My point here is that one of the many charges of public education is to train people to understand productivity -- of people, groups, and organizations. His data on the shrinking capacity for creativity from kindergarten to high school are no doubt valid. But to imply that teaching orderly problem solving focused on goal accomplishment and productivity is invalid, is not to understand a primary function of education. As a matter of fact, this endeavor is even more intense in the college and graduate experience. The hard part and the real challenge of Robinson's protestations is achieving allowance for divergence and creativity within the paradigm requiring order and productivity. Robinson does not acknowledge the latter as a basic function of education and doesn't offer practical solutions to the implied severe imbalance. We have seen this pendulum before. Is Robinson leading the nudge away from the sciences back to the arts?
No doubt the greatest achievements, inventions and innovations, and problem solving come from those enabled to question, test, diverge, and create. We have clear evidence that the greatest economic and job growth come from small entrepreneurs who are free to create their solutions to whatever the market will bear. But seldom do these same individuals thrive in a business environment without the skills to navigate it. To do so successfully one needs to understand the structure and behavior of our primary institutions that are based on order, structure, and understanding of the common denominators necessary to make them work. For example, when the communist empires of Eastern Europe fell there were many seeking to leverage the capitalistic system to earn a better life. However, few had any knowledge about accounting, costs, and profits, banking, or business law. Eventually these institutions were put into place sufficiently to allow investment and flourishing free enterprise.

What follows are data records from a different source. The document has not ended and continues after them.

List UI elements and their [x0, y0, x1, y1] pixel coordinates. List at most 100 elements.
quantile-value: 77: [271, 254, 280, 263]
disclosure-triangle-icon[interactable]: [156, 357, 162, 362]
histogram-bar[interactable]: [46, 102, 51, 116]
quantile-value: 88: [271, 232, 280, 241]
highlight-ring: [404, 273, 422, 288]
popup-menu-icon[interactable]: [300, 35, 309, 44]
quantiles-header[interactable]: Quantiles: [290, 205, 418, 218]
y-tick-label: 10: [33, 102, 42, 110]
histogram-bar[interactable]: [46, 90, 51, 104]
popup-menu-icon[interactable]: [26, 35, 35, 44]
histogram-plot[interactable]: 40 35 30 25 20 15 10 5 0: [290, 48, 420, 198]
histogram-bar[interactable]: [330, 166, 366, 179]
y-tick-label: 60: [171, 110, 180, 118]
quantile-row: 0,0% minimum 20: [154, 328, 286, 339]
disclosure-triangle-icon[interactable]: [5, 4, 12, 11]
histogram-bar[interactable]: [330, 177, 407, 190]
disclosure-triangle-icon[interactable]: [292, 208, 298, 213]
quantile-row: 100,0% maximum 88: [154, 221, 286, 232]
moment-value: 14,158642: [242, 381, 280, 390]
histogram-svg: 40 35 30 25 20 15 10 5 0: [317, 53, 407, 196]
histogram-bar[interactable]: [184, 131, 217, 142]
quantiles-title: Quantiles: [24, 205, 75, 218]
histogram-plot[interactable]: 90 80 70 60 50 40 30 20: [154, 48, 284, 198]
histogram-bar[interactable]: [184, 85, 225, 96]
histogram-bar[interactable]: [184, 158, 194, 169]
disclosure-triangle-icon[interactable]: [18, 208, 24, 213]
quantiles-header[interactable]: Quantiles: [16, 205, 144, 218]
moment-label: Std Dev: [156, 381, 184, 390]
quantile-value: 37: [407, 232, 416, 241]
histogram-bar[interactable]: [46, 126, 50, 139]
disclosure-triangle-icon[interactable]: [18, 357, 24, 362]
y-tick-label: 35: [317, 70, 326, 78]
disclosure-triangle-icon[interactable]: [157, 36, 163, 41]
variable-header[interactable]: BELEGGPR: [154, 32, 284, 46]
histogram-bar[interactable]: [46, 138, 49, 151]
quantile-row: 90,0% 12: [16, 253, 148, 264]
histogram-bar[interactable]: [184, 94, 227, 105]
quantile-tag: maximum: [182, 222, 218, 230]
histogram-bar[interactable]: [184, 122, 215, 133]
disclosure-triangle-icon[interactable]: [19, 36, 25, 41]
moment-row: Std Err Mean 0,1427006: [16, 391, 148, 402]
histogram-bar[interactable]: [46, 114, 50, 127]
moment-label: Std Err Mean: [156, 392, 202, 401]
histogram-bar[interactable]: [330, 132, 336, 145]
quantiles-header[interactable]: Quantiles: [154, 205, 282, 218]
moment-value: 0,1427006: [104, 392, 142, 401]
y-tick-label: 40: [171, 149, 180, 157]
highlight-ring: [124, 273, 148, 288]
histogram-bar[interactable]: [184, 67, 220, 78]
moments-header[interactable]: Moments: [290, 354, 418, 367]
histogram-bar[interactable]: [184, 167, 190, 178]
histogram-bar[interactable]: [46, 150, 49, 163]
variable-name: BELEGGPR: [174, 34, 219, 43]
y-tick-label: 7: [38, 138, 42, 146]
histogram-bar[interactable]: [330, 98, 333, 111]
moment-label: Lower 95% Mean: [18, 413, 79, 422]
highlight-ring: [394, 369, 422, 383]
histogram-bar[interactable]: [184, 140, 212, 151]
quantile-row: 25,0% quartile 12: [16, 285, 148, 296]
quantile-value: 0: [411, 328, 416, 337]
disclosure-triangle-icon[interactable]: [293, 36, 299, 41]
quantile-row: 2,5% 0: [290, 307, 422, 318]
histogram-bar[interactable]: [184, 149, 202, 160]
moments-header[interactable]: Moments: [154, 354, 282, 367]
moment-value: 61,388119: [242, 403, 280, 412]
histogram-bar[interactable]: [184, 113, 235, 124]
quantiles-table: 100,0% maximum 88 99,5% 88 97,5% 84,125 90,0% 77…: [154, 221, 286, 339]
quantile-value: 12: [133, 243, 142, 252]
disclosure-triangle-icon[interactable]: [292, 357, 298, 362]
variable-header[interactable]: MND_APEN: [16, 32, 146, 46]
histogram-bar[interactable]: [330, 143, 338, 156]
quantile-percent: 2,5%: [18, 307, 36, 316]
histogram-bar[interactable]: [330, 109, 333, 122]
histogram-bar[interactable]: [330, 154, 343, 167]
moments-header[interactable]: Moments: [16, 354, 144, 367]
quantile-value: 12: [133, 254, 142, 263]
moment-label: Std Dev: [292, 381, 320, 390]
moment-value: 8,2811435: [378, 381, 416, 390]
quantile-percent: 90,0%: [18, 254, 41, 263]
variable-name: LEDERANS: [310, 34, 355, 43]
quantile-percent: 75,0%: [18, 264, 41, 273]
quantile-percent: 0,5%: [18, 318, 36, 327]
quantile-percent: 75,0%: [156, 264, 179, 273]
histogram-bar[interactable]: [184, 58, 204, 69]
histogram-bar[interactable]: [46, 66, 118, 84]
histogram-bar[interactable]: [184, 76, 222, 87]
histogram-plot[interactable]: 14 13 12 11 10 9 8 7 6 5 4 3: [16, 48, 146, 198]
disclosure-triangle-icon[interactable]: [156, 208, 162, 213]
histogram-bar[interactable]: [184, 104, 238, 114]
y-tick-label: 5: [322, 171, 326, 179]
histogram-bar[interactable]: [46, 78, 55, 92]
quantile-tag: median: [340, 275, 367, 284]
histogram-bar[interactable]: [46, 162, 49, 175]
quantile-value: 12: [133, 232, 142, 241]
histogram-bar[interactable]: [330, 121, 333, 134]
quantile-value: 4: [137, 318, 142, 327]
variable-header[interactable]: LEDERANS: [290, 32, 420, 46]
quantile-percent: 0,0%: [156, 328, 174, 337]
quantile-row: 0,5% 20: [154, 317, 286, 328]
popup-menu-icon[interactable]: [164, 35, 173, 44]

Likewise, Microsoft reserves a half-billion dollars a year for so-called pure research in the hopes of coming up with the next iteration of Windows or whatever. But by no means would Microsoft turn the keys of their profit making enterprise over to this research group. The major emphasis on this company is to survive and indeed thrive in the marketplace. Without a knowledge of how to navigate that marketplace and all the institutions it encompasses, the company would never succeed.
From my standpoint, the most compelling part of Robinson's entreaty speaks to the importance of educating an individual in such a way as to help them become fully educated and self-sustainable. Do our students emerge with a well-rounded education? Do they know how to make creative use of their leisure time? Can they seek and achieve fulfillment from the pursuit of an avocation not necessarily designed as a route to earning a living but simply for the pure enjoyment of doing so.
In my view, our society's ability to develop and pursue their own interests for the purpose of a fuller, more rewarding life is a need as critical as the school sufficiently preparing its graduates for higher education and vocations. Right now in the US it would appear the average person aspires to spend their leisure shopping, eating, and consuming.
Robinson would have greater impact if he acknowledged the realities of the charter of American education and presented his observations, anecdotes, and platitudes as a stimulus to enlarge the charter rather than a vehicle to suggest it is all being done wrong, that we're all missing the boat. With all due respect, I think that his comments taken in isolation can be somewhat thought provoking if not entertaining but it smacks of superficiality.